Le dernier ouvrage du philosophe Ghislain Benhessa, « Le référendum impossible, comment faire taire le peuple » est absolument jubilatoire. C’est l’histoire d’un hold-up : celui de la souveraineté du peuple français et de la démocratie directe.
L’enseignant de l’Université de Strasbourg décrit un à un les mécanismes qui ont conduit au vol de cette souveraineté et au schisme qui en résulte entre le peuple et ses élites.
Le désintérêt pour la chose publique est désormais tellement profond que « 60% des Français disent comprendre, sans les cautionner, les comportements violents à l’égard des députés et de leurs collaborateurs » ; « 40% des Européens estiment que voter ne sert à rien ».
Si les faits n’étaient pas si graves, l’ouvrage serait drôle, « voter bien ou ne pas voter ». Il est parsemé d’anecdotes historiques et de renoncements intellectuels qui ne visent qu’à la création et la préservation d’une caste de privilégiés : les élus.
Le constat est forcément amer pour notre République. De la Première Constitution des Révolutionnaires qui s’appuyait sur la philosophie des Lumières à aujourd’hui, où en sommes nous ?
De l’Abbé Sieyès qui proclamait que les représentants du peuple ne devaient « jamais être nuisibles à ses commettants » aux multiples passages en force par le 49.3, où en sommes-nous ?
De la volonté des constituants de la Vème République qui considéraient « qu’en période de tumulte, le dernier mot doit revenir au peuple dont la souveraineté rend la consultation obligatoire » à la « trahison du Traité de Lisbonne » alors que les Français avaient dit « non » à l’Europe par référendum en 2005, où en sommes-nous ?
Bref, le peuple considéré comme ignorant pour lui-même des affaires qui le concernent, est cadenassé, bâillonné, méprisé. Il n’a plus son mot à dire. « Le mal se loge dans le gouffre qui sépare le peuple de la décision prise par ses représentants. »
De l’Europe au Conseil Constitutionnel, à l’Assemblée Nationale en passant par l’Élysée, Ghislain Benhessa arpente comme un fin limier tous les lieux du détricotage de « la souveraineté par le peuple et pour le peuple ».

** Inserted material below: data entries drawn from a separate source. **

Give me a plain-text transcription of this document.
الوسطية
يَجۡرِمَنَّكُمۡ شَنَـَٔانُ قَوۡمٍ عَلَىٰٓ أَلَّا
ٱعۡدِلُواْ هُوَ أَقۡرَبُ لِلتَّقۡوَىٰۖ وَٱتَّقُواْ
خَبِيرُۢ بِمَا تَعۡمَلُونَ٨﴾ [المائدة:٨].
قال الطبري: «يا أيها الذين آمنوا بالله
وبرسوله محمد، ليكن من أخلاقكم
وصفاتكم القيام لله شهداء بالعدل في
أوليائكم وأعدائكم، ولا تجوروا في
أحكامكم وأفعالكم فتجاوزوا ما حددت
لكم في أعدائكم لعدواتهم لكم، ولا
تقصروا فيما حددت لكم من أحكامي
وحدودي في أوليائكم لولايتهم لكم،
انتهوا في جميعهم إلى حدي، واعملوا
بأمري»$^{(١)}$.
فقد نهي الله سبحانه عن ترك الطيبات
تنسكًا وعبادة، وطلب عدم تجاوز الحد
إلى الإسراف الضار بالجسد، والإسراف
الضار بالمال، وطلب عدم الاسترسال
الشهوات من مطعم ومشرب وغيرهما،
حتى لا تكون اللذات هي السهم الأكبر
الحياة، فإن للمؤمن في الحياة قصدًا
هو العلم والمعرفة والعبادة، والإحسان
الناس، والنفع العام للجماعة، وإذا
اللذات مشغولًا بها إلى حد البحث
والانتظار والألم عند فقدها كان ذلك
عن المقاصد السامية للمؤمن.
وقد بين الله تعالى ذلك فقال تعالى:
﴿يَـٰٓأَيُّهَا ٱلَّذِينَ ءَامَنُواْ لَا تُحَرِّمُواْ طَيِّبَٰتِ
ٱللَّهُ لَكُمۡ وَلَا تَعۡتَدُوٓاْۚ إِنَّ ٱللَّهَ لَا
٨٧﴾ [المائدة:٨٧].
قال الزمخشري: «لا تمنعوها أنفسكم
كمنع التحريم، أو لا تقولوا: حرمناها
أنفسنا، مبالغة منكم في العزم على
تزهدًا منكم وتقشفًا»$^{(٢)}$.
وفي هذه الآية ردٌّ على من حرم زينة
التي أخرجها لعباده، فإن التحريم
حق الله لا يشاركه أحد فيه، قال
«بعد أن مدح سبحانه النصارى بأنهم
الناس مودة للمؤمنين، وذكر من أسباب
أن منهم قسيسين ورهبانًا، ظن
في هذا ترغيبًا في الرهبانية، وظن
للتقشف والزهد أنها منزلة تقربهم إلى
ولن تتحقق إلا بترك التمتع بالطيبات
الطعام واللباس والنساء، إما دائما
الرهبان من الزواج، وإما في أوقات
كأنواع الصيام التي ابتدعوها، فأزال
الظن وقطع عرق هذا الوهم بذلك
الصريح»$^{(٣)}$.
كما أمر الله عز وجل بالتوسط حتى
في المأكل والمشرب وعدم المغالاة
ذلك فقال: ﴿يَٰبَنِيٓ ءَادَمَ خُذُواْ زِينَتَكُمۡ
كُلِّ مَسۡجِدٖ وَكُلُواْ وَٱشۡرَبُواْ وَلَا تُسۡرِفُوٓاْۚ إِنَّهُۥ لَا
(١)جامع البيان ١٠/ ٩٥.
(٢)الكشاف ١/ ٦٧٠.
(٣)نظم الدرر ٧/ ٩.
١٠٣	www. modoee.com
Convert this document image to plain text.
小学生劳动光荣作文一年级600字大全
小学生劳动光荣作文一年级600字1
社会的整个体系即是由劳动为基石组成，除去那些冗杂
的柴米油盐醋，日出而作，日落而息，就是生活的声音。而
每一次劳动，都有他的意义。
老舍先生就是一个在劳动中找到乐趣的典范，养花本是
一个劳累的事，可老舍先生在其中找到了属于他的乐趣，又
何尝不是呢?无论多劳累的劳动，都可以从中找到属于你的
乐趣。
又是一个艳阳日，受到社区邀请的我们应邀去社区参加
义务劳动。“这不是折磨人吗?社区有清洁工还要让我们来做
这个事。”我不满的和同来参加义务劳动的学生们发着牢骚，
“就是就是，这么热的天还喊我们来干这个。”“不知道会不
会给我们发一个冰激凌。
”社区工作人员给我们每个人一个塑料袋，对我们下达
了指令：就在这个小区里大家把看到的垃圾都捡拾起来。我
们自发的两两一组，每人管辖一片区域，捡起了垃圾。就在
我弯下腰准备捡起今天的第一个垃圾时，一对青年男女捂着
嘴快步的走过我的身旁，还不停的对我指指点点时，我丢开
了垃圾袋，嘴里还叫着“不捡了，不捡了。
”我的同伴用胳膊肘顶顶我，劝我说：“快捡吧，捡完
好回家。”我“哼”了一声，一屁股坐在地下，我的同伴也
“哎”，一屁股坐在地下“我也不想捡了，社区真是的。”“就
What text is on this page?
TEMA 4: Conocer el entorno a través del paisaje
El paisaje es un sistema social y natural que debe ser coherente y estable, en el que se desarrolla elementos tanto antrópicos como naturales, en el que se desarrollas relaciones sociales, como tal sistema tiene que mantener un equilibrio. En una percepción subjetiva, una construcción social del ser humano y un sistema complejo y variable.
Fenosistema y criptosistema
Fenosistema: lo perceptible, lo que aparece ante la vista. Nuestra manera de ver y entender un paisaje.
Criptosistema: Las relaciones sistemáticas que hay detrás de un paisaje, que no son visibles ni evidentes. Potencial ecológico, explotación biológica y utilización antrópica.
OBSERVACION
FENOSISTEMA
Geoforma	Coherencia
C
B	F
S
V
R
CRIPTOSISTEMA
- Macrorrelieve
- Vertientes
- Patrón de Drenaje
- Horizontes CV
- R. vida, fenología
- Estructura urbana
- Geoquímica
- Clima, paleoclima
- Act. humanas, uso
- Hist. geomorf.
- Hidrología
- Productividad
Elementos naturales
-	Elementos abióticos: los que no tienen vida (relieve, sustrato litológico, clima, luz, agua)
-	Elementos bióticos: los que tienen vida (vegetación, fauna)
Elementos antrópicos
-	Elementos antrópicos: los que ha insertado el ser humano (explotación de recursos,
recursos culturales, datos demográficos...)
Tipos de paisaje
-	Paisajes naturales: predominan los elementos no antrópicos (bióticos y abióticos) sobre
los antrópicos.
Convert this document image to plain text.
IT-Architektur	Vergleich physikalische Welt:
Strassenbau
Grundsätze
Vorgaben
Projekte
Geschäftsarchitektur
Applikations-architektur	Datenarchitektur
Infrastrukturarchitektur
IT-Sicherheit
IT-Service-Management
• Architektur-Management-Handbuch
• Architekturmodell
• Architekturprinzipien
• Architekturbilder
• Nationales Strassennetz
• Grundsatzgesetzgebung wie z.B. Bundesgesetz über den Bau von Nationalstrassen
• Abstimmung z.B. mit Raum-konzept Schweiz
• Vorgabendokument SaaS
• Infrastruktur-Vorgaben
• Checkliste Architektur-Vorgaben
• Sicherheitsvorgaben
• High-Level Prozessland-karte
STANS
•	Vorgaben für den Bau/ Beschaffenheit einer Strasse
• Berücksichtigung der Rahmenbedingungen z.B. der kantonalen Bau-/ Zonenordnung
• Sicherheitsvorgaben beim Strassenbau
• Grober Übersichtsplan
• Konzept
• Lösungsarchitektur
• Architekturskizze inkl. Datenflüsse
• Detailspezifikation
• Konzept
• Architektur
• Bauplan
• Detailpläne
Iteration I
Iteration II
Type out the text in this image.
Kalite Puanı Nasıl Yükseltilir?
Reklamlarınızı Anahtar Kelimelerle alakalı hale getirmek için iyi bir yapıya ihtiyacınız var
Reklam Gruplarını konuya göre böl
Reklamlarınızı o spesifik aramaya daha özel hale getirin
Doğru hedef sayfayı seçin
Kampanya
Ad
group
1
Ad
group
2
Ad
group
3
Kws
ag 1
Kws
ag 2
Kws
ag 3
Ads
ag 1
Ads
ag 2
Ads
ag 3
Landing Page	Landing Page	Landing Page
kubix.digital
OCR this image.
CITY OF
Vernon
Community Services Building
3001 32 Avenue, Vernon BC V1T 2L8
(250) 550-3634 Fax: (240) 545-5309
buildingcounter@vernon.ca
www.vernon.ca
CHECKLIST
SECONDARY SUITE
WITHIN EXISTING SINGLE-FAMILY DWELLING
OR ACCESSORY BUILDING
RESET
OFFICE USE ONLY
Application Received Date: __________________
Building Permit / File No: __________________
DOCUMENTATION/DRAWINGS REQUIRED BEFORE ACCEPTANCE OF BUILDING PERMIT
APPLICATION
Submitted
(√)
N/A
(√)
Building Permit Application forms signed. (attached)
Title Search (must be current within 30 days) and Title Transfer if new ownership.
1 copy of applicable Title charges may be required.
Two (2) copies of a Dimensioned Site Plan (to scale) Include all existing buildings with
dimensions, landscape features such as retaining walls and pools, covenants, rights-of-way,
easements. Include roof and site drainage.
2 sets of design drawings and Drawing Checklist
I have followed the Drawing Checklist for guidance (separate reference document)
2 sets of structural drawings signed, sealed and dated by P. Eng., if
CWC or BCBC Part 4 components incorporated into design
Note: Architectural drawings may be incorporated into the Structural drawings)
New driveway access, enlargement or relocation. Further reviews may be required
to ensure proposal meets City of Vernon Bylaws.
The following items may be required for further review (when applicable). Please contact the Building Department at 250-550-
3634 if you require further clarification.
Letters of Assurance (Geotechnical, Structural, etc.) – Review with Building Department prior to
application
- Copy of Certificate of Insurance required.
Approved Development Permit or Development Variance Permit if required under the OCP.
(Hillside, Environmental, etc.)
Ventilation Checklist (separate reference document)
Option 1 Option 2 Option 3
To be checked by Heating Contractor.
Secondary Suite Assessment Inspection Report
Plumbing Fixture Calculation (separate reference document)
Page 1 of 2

Le docteur en droit ne donne pas les solutions pour se sortir de ce marasme démocratique, mais il met très clairement des mots sur des maux, pointant les incapacités des différents présidents de la République après de Gaulle, à « prendre leur responsabilité » lorsque la souveraineté populaire s’exprime.
Benhessa conclut cette démonstration éloquente par : « qu’on ne s’y trompe pas, le placement sous tutelle du référendum va de pair avec la mise à mort du destinataire de la question : le peuple ».
« Le Référendum impossible » aux éditions de l’Artilleur est à lire absolument.